D.C. Gets Screwed on Vaccine Distribution

See update below.

Or, if you prefer, why D.C. needs two voting senators (boldface mine):

With case numbers rising in the nation’s capital, Bowser (D) sent a letter Thursday to officials overseeing the federal Operation Warp Speed vaccination plan, saying the city would be able to inoculate less than a tenth of its 85,000 health-care workers with the 6,800 doses it expects to receive under the current distribution formula.

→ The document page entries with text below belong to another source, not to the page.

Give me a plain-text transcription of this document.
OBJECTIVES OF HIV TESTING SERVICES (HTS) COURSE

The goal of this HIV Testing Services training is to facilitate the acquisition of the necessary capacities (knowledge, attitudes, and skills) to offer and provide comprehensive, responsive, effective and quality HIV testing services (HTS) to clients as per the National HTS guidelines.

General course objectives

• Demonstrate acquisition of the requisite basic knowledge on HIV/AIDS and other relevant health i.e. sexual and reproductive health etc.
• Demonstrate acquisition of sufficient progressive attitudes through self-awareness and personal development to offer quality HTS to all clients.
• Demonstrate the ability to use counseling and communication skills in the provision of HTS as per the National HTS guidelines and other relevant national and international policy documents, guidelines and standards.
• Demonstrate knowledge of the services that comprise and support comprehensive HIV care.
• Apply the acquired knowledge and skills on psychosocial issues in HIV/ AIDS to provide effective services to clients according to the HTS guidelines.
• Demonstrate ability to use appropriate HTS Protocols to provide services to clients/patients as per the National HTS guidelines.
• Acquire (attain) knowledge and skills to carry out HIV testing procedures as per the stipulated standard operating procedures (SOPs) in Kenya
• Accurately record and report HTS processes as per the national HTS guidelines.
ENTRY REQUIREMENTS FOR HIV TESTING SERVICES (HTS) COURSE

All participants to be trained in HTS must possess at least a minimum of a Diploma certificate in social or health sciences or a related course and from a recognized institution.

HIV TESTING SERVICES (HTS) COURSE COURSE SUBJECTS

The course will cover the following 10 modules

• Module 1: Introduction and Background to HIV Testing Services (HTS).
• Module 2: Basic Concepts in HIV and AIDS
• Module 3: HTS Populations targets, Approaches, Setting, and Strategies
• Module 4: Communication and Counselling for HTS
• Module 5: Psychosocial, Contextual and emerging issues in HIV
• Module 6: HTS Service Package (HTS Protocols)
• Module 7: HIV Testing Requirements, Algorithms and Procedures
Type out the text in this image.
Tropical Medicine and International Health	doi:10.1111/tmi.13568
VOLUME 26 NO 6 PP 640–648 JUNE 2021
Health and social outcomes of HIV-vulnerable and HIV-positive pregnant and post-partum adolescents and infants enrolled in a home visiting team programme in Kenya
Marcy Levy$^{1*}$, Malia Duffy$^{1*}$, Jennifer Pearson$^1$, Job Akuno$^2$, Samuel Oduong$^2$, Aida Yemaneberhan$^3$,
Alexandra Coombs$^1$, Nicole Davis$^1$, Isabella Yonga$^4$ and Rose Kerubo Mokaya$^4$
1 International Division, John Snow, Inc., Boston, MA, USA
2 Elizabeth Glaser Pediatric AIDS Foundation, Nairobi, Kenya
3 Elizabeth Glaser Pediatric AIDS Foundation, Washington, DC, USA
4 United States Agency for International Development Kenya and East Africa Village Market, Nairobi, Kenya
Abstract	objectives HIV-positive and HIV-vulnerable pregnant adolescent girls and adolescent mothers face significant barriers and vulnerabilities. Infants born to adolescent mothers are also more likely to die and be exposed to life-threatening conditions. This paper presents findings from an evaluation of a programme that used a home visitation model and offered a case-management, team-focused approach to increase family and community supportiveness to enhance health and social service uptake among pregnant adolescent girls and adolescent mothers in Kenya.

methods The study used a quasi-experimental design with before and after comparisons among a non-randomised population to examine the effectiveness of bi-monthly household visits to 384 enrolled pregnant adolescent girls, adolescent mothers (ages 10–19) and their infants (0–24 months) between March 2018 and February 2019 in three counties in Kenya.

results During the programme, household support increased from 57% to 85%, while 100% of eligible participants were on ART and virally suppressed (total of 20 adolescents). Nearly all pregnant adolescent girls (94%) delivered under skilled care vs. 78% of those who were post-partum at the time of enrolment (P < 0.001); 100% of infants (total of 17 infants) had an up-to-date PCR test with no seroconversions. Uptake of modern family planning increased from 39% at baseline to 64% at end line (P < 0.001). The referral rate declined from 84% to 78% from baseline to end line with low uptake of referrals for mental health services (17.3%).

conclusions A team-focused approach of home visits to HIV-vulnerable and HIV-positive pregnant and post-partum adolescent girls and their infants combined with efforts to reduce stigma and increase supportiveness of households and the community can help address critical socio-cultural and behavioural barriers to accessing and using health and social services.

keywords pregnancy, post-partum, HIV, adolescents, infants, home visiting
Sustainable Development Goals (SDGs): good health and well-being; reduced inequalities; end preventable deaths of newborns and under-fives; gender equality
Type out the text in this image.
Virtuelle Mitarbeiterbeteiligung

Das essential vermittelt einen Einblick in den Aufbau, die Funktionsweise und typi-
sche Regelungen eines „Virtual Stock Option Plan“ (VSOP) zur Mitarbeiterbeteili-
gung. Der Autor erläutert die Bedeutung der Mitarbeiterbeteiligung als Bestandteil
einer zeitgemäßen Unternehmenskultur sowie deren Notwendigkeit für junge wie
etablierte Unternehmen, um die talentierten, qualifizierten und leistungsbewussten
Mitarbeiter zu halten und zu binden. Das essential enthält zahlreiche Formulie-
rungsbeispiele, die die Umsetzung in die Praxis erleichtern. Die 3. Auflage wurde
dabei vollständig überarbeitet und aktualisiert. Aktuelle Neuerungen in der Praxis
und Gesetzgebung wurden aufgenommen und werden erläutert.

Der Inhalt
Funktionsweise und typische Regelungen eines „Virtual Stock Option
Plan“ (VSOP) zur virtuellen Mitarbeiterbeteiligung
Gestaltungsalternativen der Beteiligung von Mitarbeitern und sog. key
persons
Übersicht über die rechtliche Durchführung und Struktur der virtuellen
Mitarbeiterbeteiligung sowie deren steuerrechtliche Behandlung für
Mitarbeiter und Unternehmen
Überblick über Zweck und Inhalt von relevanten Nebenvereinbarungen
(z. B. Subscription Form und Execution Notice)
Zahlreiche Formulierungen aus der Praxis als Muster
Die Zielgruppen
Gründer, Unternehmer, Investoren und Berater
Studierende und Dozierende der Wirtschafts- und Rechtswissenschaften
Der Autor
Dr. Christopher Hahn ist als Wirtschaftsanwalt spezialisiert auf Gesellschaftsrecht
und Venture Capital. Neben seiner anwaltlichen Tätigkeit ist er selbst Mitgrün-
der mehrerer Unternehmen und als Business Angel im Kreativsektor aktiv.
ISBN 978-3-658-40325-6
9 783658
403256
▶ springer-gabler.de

By comparison, Maryland expects 300,000 vaccine doses by January, enough to cover about half of its population of health-care workers, officials there said Thursday. Virginia expects about 140,000 doses for its first cohort of recipients, a group that comprises about 500,000 health-care workers and residents of long-term-care facilities.

…Bowser, whose administration has been pushing for more vaccine doses for several weeks, said during a news conference Thursday that about 75 percent of the city’s health-care workers live in Maryland or Virginia.

We allow Maryland and Virginia residents to use our testing sites because we know they work here and their being able to isolate if they have an infection makes us safer,” she said. “We think a vaccination strategy along those lines makes us safer.”

What this means is that of the first 90,000* doses (D.C. has around 5,000 nursing home residents) administered in D.C., give or take, about seventy percent* will be given to out-of-state residents. This will delay getting the vaccine to everyone else in D.C. I’m fine with vaccinating healthcare workers first, but this should come out of other states’ allocations.

And for anyone who’s thinking that hospitals are good for tax revenue, D.C. has ‘reciprocity’ with Maryland and Virginia, meaning that you pay income taxes where you live, not where you work–this costs D.C. north of $800 million per year.

I realize everyone thinks about statehood in terms of political advantage for Democrats, but those of us who live here would be better off with two senators that could raise hell.

*The Washington Post states that D.C. has 59,000 healthcare workers and 25,000 essential workers, which gets you to 85,000 (then add 5,000 nursing home residents). I haven’t been able to determine who is correct, the mayor or the Post.

Update: It appears that Maryland and Virginia on their own are delivering thousands of doses to D.C. A competent response wouldn’t rely on states to figure this out.